Early antiplatelet for minor stroke following thrombolysis is a prospective, double-blinded, multicenter, randomized and placebo-controlled trial. Minor stroke patients within 6 h following IVT are randomly assigned into experimental group and control group with the ratio of 1:1. The experimental group is orally administered with 300 mg clopidogrel and 100 mg aspirin, and control group with placebo. Subsequently, both groups received guideline-based antithrombotic treatment from 24 h after IVT to 90 days.

OUTCOME

The primary efficacy endpoint is excellent functional outcome, defined as the modified Rankin Scale 0-1 at 90 days after randomization, while primary safety endpoint is symptomatic intracerebral hemorrhage, defined as National Institutes of Health Stroke Scale score increase ⩾ 4 caused by intracranial hemorrhage within 36 h after randomization.

CONCLUSIONS

The results of EAST will provide us powerful early antiplatelet evidence for minor stroke population following intravenous thrombolysis in clinical practice.

摘要

背景

约 10%接受静脉溶栓(IVT)的患者会出现早期神经功能恶化(END),且与预后不良相关。理论上,IVT 后早期抗血小板治疗可通过预防再闭塞和卒中进展来减少 END,但目前的指南建议在 IVT 后 24 小时开始抗血小板治疗,因为担心出血转化。鉴于严重卒中患者出血转化风险较高,我们假设 IVT 后轻度卒中患者可安全地从早期抗血小板治疗中获益。

目的

探索 IVT 后轻度卒中患者早期抗血小板治疗的疗效和安全性。

样本量估计

根据双侧 0.05 水平的显著性和 80%的效能,最多需要 1022 例患者来检验优势假设,按年龄、性别、卒中或短暂性脑缺血发作史、高血压史、糖尿病史、入院时收缩压、IVT 至治疗时间、溶栓药物、卒中部位和卒中病因进行分层。

设计

早期抗血小板治疗轻度卒中溶栓后是一项前瞻性、双盲、多中心、随机、安慰剂对照试验。
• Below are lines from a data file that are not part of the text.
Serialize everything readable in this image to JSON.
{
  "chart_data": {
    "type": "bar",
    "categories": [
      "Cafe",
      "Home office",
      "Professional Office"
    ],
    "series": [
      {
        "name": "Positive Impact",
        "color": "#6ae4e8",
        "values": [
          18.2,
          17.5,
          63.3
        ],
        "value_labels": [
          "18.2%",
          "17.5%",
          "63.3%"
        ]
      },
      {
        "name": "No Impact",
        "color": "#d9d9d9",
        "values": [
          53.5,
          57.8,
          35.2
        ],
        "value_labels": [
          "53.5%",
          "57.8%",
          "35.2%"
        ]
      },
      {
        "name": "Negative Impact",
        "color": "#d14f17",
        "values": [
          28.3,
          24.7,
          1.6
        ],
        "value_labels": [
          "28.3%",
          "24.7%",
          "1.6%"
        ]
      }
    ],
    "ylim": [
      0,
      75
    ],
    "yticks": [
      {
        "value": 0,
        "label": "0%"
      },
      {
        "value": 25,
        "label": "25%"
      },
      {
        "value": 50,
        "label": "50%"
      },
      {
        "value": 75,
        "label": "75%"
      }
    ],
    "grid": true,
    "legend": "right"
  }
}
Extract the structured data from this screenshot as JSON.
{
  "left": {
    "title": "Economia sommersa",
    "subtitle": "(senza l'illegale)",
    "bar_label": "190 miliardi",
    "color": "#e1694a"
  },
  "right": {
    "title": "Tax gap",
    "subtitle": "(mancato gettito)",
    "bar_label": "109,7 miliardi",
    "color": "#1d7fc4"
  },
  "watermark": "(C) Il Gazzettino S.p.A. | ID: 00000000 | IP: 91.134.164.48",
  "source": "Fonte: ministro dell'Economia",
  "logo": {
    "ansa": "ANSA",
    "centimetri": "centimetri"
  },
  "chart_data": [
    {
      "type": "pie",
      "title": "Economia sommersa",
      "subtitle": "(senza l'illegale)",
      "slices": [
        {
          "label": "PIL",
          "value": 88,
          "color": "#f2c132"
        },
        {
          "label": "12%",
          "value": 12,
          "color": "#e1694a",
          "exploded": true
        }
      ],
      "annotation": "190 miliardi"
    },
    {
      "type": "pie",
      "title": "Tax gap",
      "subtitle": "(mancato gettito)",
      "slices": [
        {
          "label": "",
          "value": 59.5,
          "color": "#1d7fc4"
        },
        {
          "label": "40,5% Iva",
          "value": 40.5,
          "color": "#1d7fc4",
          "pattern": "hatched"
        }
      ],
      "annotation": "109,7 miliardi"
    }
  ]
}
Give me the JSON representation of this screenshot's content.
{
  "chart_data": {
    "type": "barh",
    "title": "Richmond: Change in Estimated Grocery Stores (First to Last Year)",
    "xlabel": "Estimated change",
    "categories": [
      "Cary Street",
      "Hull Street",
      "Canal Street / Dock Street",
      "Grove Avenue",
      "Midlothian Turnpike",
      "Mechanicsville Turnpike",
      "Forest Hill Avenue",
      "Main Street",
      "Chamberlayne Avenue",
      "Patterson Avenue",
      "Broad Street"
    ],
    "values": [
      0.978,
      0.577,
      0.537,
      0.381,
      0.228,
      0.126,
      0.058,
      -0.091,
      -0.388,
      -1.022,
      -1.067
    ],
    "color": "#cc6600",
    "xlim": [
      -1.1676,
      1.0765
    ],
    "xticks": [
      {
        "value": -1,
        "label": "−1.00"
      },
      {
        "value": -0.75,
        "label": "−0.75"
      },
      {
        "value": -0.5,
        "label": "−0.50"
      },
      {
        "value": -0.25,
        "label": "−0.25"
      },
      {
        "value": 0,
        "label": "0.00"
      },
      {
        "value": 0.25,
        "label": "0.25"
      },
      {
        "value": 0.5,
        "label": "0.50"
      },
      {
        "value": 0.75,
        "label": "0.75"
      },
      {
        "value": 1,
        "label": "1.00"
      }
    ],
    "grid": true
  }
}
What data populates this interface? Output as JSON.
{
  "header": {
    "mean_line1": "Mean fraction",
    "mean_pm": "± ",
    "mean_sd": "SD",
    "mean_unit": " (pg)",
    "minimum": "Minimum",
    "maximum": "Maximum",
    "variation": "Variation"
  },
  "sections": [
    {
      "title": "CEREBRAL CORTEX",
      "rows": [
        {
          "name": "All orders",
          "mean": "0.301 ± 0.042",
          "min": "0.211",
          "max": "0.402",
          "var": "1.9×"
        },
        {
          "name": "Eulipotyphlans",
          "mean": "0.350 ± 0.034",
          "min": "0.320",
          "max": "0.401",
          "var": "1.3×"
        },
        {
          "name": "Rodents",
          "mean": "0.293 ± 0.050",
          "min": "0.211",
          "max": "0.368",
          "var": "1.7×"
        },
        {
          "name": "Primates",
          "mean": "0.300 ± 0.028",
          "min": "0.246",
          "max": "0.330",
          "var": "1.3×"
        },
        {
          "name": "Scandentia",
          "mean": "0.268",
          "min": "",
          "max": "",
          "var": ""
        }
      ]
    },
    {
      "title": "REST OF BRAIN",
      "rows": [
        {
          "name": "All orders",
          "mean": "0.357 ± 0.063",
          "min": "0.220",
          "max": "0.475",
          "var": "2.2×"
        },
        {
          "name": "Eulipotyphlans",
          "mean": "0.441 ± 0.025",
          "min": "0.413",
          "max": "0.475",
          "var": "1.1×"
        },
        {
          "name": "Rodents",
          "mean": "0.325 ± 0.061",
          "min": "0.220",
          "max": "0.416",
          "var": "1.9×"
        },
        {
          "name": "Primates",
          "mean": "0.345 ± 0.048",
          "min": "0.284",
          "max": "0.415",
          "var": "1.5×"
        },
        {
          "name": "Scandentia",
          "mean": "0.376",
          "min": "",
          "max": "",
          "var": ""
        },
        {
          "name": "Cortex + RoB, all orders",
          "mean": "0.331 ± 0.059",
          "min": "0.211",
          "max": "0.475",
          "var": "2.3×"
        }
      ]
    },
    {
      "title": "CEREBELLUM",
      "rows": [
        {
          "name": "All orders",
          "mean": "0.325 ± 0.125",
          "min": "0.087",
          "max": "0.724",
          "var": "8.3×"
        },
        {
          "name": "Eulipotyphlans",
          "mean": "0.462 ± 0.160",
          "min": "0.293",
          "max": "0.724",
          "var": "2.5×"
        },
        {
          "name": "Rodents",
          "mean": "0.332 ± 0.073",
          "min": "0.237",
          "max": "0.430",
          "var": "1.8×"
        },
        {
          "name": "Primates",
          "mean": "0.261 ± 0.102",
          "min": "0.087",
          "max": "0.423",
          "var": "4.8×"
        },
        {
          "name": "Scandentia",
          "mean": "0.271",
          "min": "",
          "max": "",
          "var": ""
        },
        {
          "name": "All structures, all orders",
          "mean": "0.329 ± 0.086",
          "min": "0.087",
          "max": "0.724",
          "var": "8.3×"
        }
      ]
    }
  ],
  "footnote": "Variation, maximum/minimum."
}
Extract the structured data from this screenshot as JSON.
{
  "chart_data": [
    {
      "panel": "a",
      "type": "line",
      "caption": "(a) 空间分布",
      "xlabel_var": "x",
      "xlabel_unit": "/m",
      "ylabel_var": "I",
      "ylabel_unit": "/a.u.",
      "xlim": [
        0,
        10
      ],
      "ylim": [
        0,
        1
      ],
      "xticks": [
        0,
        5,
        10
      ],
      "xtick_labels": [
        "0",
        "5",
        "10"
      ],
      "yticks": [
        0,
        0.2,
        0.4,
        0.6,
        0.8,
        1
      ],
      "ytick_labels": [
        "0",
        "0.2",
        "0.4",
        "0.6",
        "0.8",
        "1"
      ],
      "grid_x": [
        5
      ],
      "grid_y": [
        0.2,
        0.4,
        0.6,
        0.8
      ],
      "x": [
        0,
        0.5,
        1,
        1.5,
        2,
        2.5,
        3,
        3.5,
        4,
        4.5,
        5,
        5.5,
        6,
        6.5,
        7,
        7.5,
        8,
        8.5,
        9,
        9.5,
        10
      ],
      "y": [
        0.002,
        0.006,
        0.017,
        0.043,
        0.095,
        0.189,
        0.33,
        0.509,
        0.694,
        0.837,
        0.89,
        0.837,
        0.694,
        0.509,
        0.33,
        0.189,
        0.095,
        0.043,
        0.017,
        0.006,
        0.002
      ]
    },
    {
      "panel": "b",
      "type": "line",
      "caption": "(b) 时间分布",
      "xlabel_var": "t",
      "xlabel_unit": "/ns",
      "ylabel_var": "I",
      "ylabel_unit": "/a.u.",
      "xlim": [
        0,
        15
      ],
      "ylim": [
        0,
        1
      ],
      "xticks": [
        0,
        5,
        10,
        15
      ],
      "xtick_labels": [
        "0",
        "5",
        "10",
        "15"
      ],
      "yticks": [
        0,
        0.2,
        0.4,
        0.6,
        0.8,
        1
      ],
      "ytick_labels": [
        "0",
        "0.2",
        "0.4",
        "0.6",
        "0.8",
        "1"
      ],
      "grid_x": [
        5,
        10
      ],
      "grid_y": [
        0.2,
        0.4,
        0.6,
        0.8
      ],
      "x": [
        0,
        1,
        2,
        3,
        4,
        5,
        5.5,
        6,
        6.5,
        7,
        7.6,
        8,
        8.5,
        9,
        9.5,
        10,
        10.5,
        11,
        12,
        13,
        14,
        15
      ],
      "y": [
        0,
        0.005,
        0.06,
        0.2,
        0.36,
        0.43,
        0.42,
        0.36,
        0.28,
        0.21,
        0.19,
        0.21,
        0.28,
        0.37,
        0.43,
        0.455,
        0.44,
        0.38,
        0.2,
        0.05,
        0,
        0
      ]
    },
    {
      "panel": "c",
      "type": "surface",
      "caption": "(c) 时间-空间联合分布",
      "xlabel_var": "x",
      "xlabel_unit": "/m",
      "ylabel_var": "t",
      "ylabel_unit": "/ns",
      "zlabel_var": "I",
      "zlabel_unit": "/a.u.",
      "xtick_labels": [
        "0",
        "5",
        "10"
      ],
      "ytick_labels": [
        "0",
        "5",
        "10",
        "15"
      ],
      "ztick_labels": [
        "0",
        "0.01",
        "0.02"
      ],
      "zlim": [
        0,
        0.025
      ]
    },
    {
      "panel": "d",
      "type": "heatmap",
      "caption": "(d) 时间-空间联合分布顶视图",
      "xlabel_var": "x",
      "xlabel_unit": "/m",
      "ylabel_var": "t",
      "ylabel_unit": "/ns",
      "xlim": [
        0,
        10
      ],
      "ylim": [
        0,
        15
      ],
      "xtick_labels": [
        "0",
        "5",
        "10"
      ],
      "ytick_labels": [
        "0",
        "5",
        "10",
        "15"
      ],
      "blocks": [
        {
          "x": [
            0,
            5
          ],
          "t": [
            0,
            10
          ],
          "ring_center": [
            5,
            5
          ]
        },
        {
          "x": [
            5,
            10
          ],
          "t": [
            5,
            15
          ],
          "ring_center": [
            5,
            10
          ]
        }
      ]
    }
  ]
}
IVT 后 6 小时内的轻度卒中患者被随机分为实验组和对照组,比例为 1:1。实验组给予氯吡格雷 300mg 和阿司匹林 100mg 口服,对照组给予安慰剂。随后,两组均在 IVT 后 24 小时至 90 天接受基于指南的抗血栓治疗。

结局

主要疗效终点为 90 天改良 Rankin 量表评分 0-1,主要安全性终点为随机分组后 36 小时内由颅内出血引起的 NIHSS 评分增加⩾4 的症状性颅内出血。

结论

EAST 的结果将为 IVT 后轻度卒中患者的临床实践中提供强有力的早期抗血小板治疗证据。